The first sparkling wine in America was a sparkling Catawba, produced in Ohio (we Ohioans like to boast), downstate near Cincinnati, by Nicholas Longworth in the 1830s. It only took another 30 years for Jacob Schram to purchase his vineyard property in Napa Valley and start producing California’s first quality sparkling wines. By 1870, Schram had planted 30,000 vines and was aging his earliest vintages in cool caves.

Napa is a warm, narrow valley, protected from the cold air of the Pacific Ocean by low mountain ranges but still cooled by the waters of San Pablo Bay. Growers there enjoy calcium-rich soil and a Mediterranean climate with a warm, sunny growing season – ideal for growing Chardonnay, one of the prime grapes used in making their sparkling wines. The southern part of Napa, nearer to the bay, is cooler than the rest of the valley.

Schram’s little enterprise didn’t make it past Prohibition, but new owners resurrected Schramsberg Vineyards  in 1965 and still use those caves to store their wines, considered some of the finest in California.

About 20 years later, the Ferrer family from Barcelona discovered the Mediterranean climate and terroir of Sonoma County. Just west of Napa and more diverse in terms of soil and plantings (think: redwood forests), Sonoma has cooler nights, thanks to 60 miles of Pacific coastline and an ocean cool-down. The region reminded José Ferrer of his family home in Catalonia, especially good for growing Pinot Noir and Chardonnay, so it was there he built Gloria Ferrer Caves & Vineyards and named the new winery after his wife.

Only the practiced palate would discern real differences between Schramsberg and Gloria Ferrer sparkling wines.
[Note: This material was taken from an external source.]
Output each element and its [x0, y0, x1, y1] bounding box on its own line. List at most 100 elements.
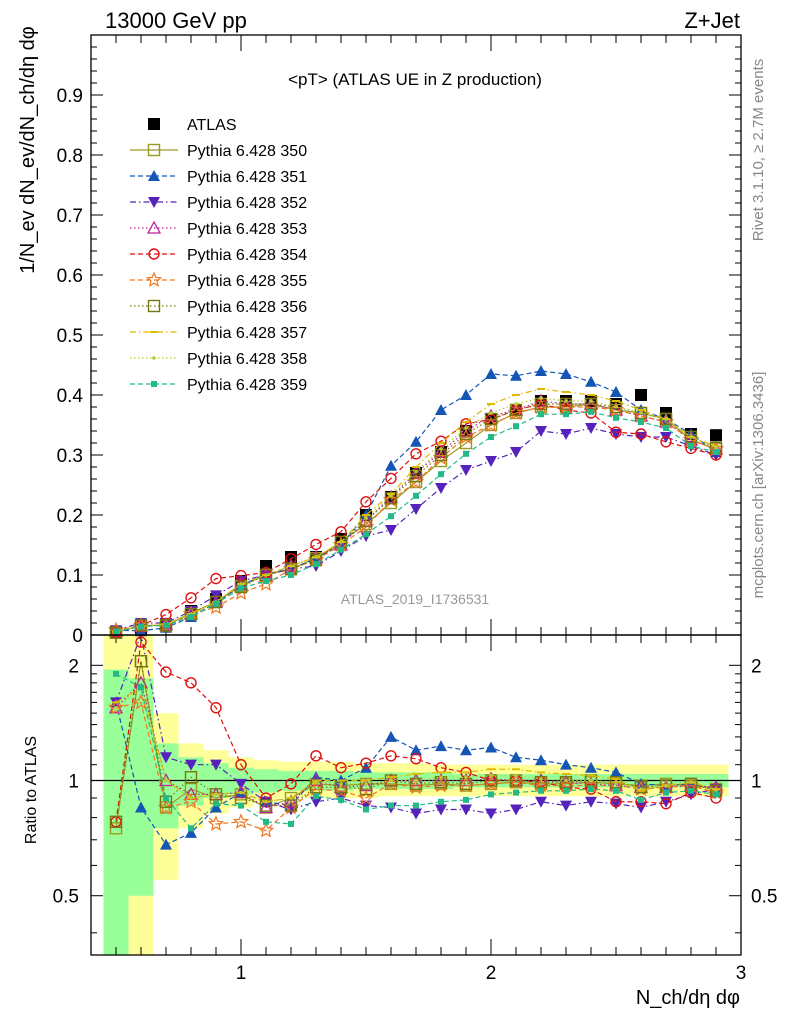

Schramsberg’s might taste a little stonier, slightly bready and creamy, with clear tropical fruit notes. Gloria Ferrer’s sparklers might be fruitier with a little more cinnamon coming through.

But when you’re staring at that confusing wall of bottles in the store, maybe it’s most important to remember that both wineries produce their sparkling wines using the Methode Champenoise, or “Classic (Traditional) Method.” We’ll save the long version for another day; suffice it to say that sparkling wines displaying any of those phrases on the label, and “Fermented in This Bottle,” have undergone the hands-on, multiple steps necessary to create the finest sparkling wines. It’s the same technique used to produce Champagne (which comes from the Champagne region of France, but you knew that, right?). It will cost a little more than sparkling wine whose label says it was fermented inside the bottle (rather than this), or using the Charmat or “outside the bottle” (i.e., in a tank) method, but it’s worth paying extra for the classic-method wine. That’s a difference you will taste.

Wine Lingo of the Day: Mayacamas and Vaca MountainsWhen you’re looking at wines from regions as popular as Napa Valley and Sonoma County, it helps to orient yourself geographically. Any serious discussion of Napa and Sonoma is likely to mention these important mountain ranges because they affect the grapes and, ultimately, the wine: the Mayacamas Mountains run along the western edge of Napa, protecting it from the cooler Sonoma air, and the Vaca Range forms Napa’s eastern boundary. If you’re contemplating any form of wine certification, memorize these two names – you’ll see them on just about every exam.

Patrick bubbly

Vino ‘View:  With the onset of summer, we wanted a couple of cool sparklers to sip on the porch. We chose two delicious, affordable California bottles: Gloria Ferrer NV Blanc de Blancs and Gloria Ferrer NV Blanc de Noirs (both Methode Champenoise, both 12.5 percent alcohol, both $22). The 100-percent Pinot Noir has a rosy tinge and gave us tiny, assertive bubbles. The aroma was lemon at first, then it melted into a rich pear that changed to apple in our mouths. The all-Chardonnay Blanc de Blancs was a melon-and-banana delight, a super-tropical feel and perfect for our warm-weather neighbor-watching. That handsome fellow in the photo is my nephew, Patrick Straffen – we were celebrating because he and my niece, Emily Straffen, had just passed their Level 2 WSET exams! You go, guys!